Son coeur héréditaire et chaud de canadien-français, Jean le connut mieux, il le connut vraiment, le soir du même jour, à la deuxième réunion du Congrès. A la troisième réunion, à la quatrième, il eut une conscience toujours plus illuminée de ce qu'était sa race et de l'amour qui, pour elle, croissait en lui. Les doutes, lorsqu'ils fondaient sur son enthousiasme, avaient toujours moins de puissance à le détruire. Une foi plus âpre l'attacha aux visions des orateurs, à la promesse d'une renaissance de la fierté nationale. Il ne rougit plus d'applaudir, de se passionner. Quelqu'un prêcha la fraternité, le respect des bourgeois pour les classes modestes. Un flot de honte empourpra le visage de Jean Fontaine: il s'était rappelé la jeune ouvrière en larmes dont les yeux mendiaient la pitié. Il crut voir monter en leurs prunelles un reproche qui lui serra douloureusement le coeur. Il avait différé la visite, sans même avoir eu la pensée de transmettre à Gaspard le message d'affliction. Un pareil excès d'étourderie n'était guère excusable. Et pourtant, quelle sympathie vraie, nullement feinte, lui rendait sacrée la peine de la jeune fille, le jour de la confidence! Quelle étrange loi d'oubli forçait les âmes à rejeter d'elles-mêmes le souvenir de ce qui les a faites si bonnes? Il lui sembla que, depuis trois jours, il avait pensé à tout, excepté à la chose promise. Grossissant la faute, il se flétrit d'une vile insouciance. Parce qu'il se jugeait déloyal envers la jeune fille, elle lui devint plus touchante, moins lointaine, plus digne de miséricorde. Il décida qu'il irait, le lendemain, lui témoigner qu'il n'avait pas oublié ses larmes. Au contentement d'avoir apaisé son remords, une joie subtile succédait en lui, celle d'y retenir longuement les yeux profonds comme l'âme et le visage où l'amertume semait une gravité belle et douce. Au retour, sous la nuit d'étoiles et de recueillement, les yeux de Lucile s'auréolèrent davantage, le hantèrent d'un rêve qu'il ne voulut pas fuir...

Et le voici, conduit par Thérèse vers la chambre du père si malade.

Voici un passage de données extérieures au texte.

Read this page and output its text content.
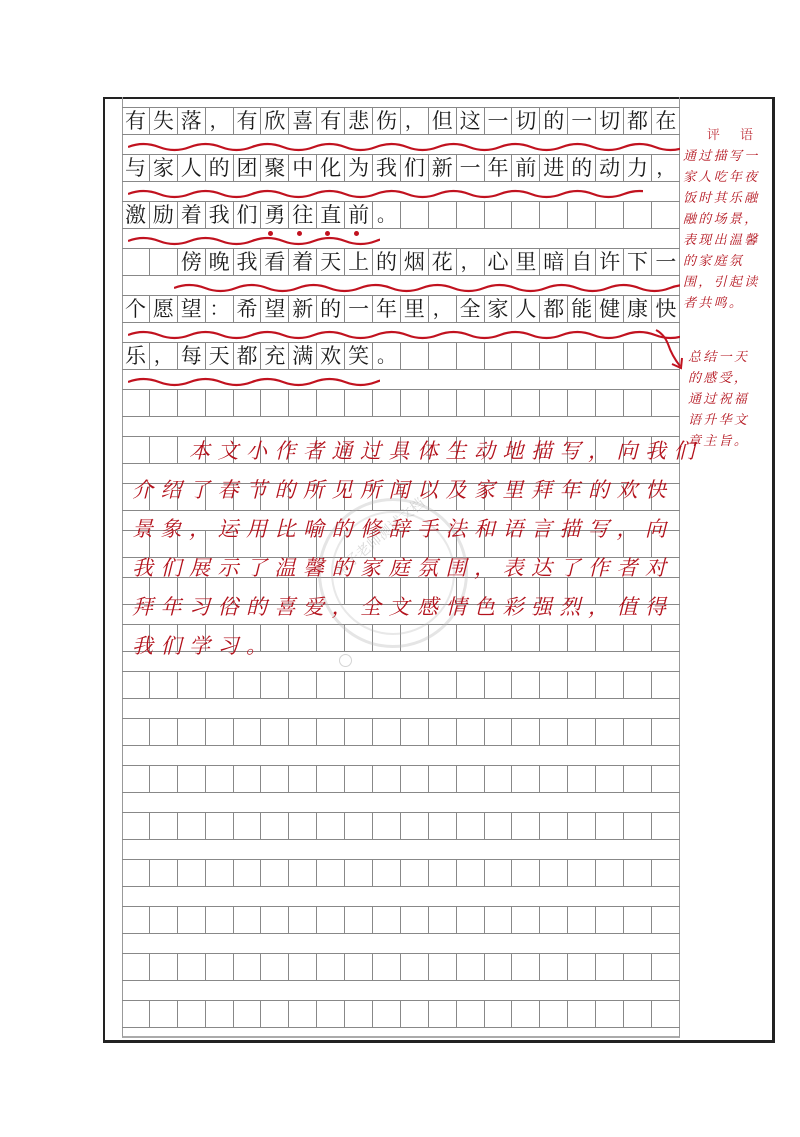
有 失 落 ， 有 欣 喜 有 悲 伤 ， 但 这 一 切 的 一 切 都 在
与 家 人 的 团 聚 中 化 为 我 们 新 一 年 前 进 的 动 力 ，
激 励 着 我 们 勇 往 直 前 。
傍 晚 我 看 着 天 上 的 烟 花 ， 心 里 暗 自 许 下 一
个 愿 望 ： 希 望 新 的 一 年 里 ， 全 家 人 都 能 健 康 快
乐 ， 每 天 都 充 满 欢 笑 。
栗子老师测试文档
　　本文小作者通过具体生动地描写，向我们
介绍了春节的所见所闻以及家里拜年的欢快
景象，运用比喻的修辞手法和语言描写，向
我们展示了温馨的家庭氛围，表达了作者对
拜年习俗的喜爱，全文感情色彩强烈，值得
我们学习。
评 语
通过描写一
家人吃年夜
饭时其乐融
融的场景，
表现出温馨
的家庭氛
围，引起读
者共鸣。
总结一天
的感受，
通过祝福
语升华文
章主旨。
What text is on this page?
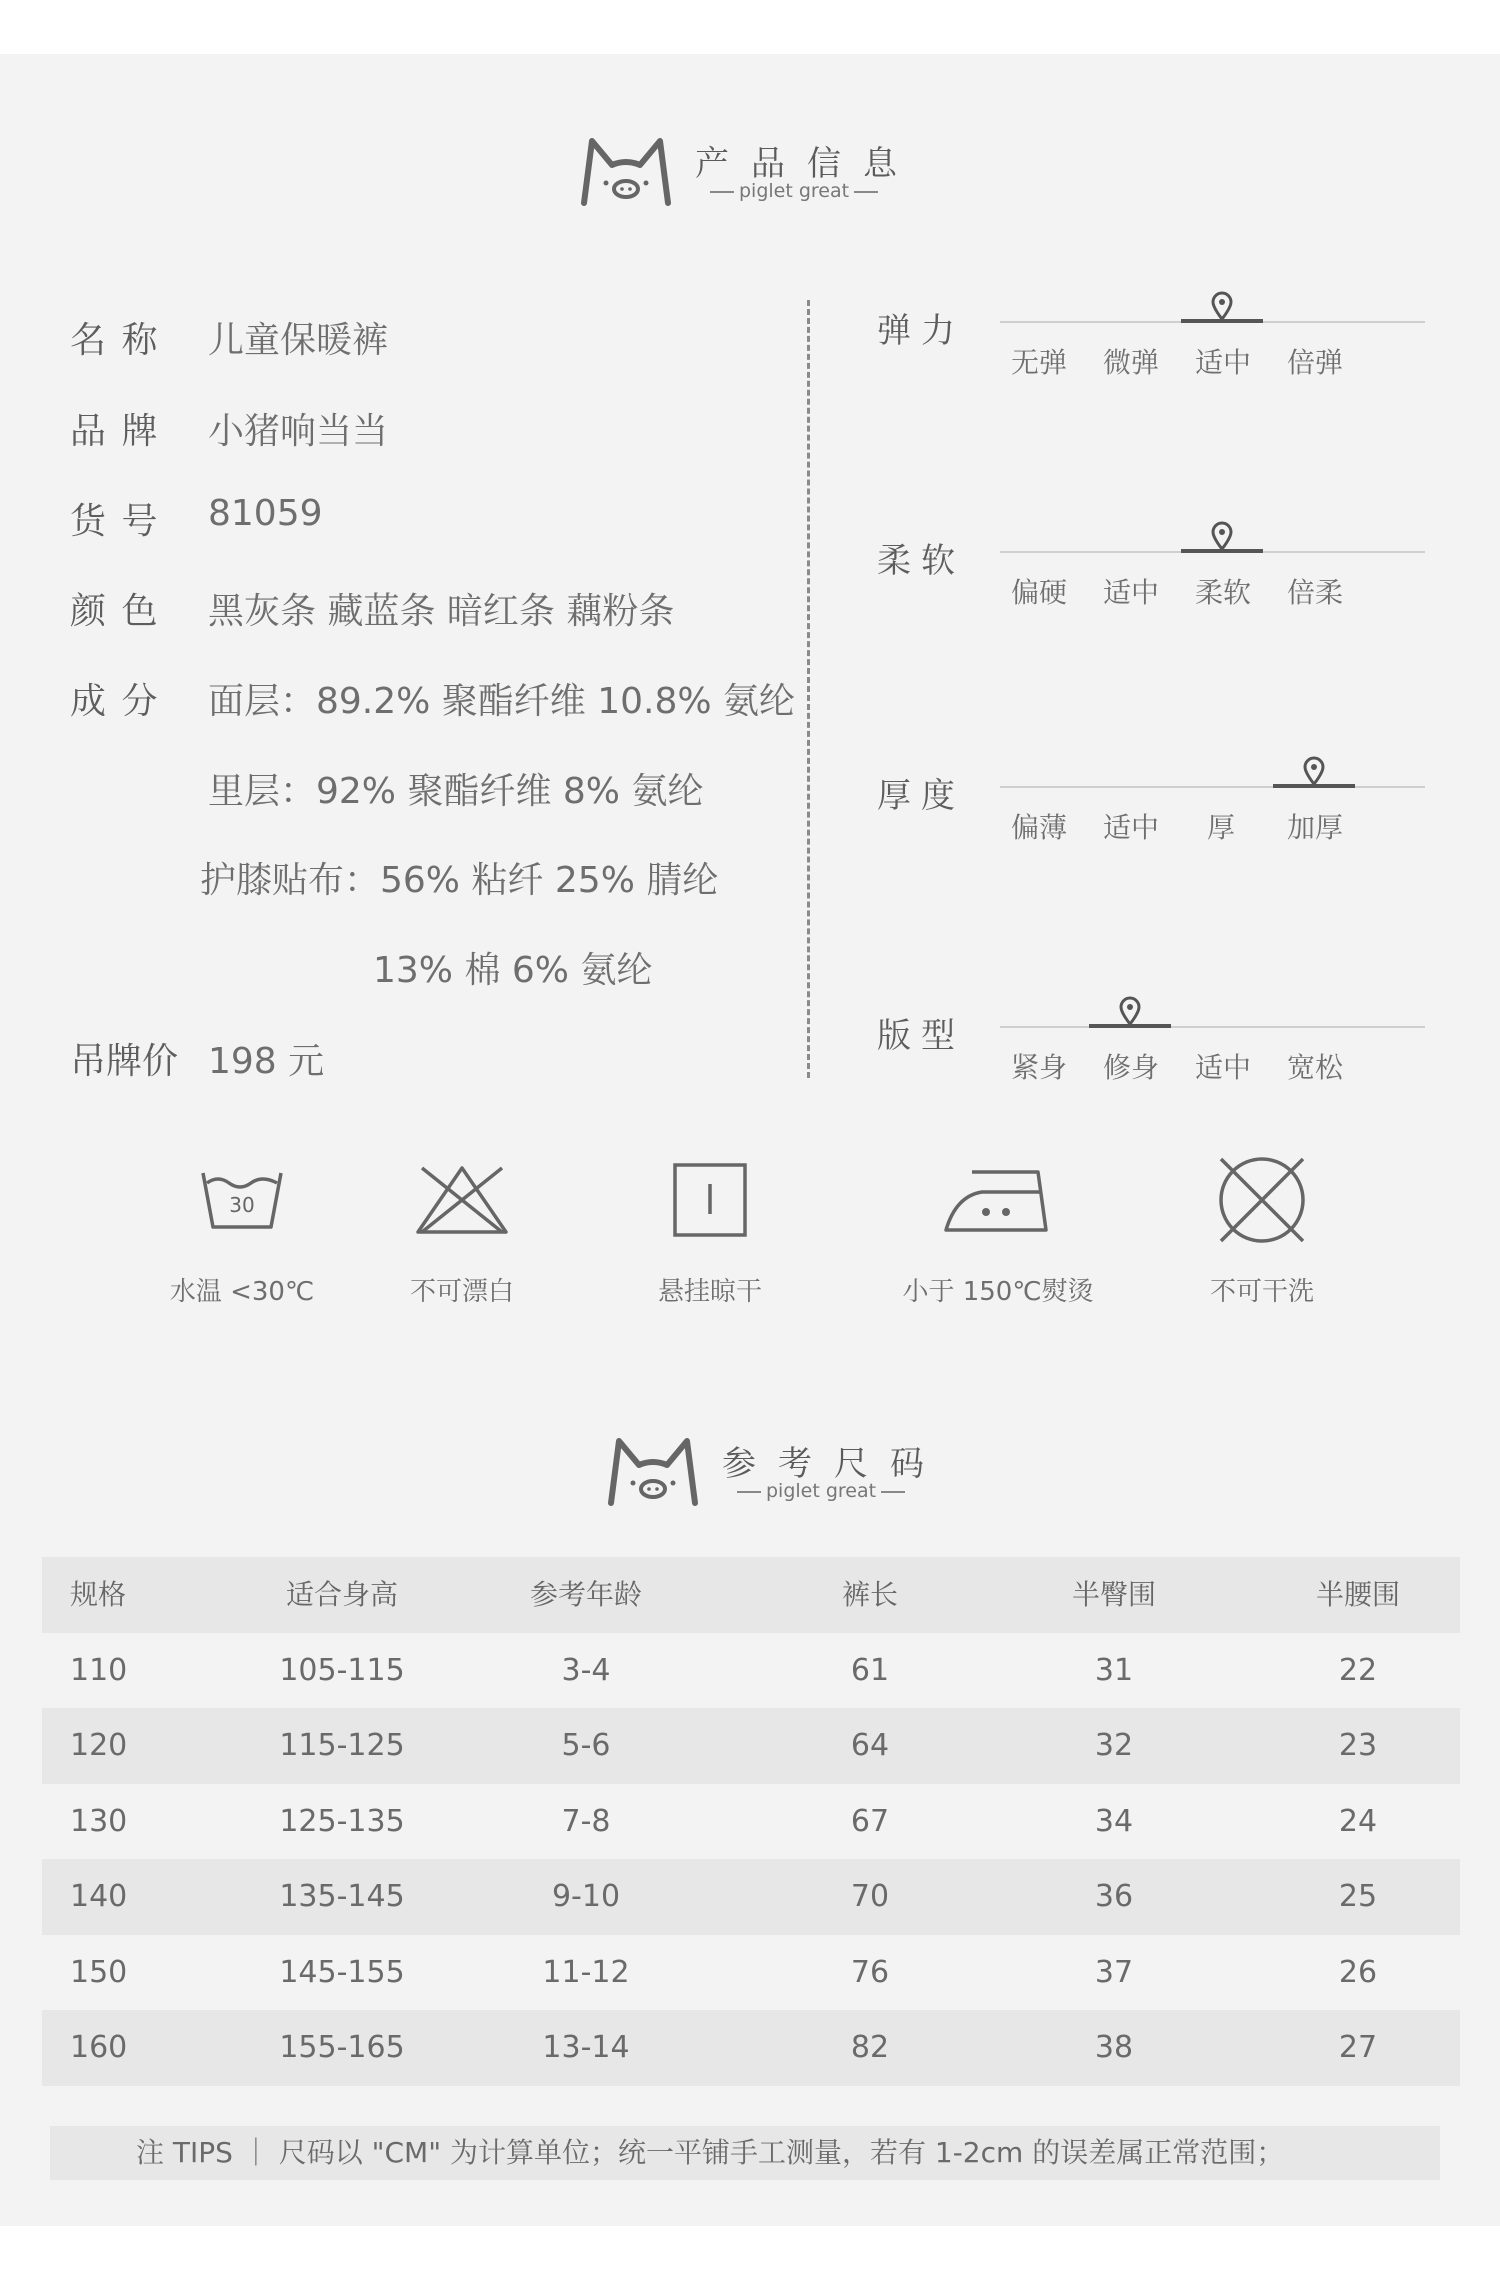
产品信息
piglet great
名 称	儿童保暖裤
品 牌	小猪响当当
货 号	81059
颜 色	黑灰条 藏蓝条 暗红条 藕粉条
成 分	面层：89.2% 聚酯纤维 10.8% 氨纶
里层：92% 聚酯纤维 8% 氨纶
护膝贴布：56% 粘纤 25% 腈纶
13% 棉 6% 氨纶
吊牌价 198 元
弹力
无弹 微弹 适中 倍弹
柔软
偏硬 适中 柔软 倍柔
厚度
偏薄 适中 厚 加厚
版型
紧身 修身 适中 宽松
30
水温 <30℃	不可漂白	悬挂晾干	小于 150℃熨烫	不可干洗
参考尺码
piglet great
规格	适合身高	参考年龄	裤长	半臀围	半腰围
110	105-115	3-4	61	31	22
120	115-125	5-6	64	32	23
130	125-135	7-8	67	34	24
140	135-145	9-10	70	36	25
150	145-155	11-12	76	37	26
160	155-165	13-14	82	38	27
注 TIPS ｜ 尺码以 "CM" 为计算单位；统一平铺手工测量，若有 1-2cm 的误差属正常范围；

Il est venu, le coeur singulièrement oppressé, stimulé par une fièvre mystérieuse: comment expliquer cette joie envahissante, alors qu'il marchait vers la souffrance, vers la mort, qu'en savait-il? Quelque chose de puissant, de meilleur en lui circulait à loisir. Les reflets du soleil le pénétraient de clartés, d'ardeurs. Tous les bruits, harmonieux ou discordants, lui chantaient l'énergie de vivre. Au plus intime de lui-même vibraient l'aisance et la fermeté de son allure. Avant que le bateau-passeur eût laissé Québec, les clapotements de l'onde sur les quais voisins alanguirent Jean de leur refrain monotone. Pendant la traversée, les frissons de la machine firent circuler en lui leur force et leur mystère. Sous les doigts rêveurs de trois musiciens d'Italie, palpitait une sérénade: elle exaltait l'amour du pays où l'amour est rouge comme la flamme ou le sang, toujours violemment rouge. Québec, montant vers les espaces de tiède lumière, l'émut d'un respect lourd de tendresse. Du fleuve rutilant de moire il s'exhalait une fraîcheur qui lui purifia l'âme. Il eût ri sans mesure de celui qui lui aurait dit: «L'amour t'a piqué, mon cher!» «Que tu es bête!» eût-il affirmé, nettement badin, le geste éloignant la chose jusqu'aux neiges du Pôle nord. «Je suis heureux, parce qu'il est bon d'aller au devoir!» aurait-il conclu, avec le désintéressement le plus léger.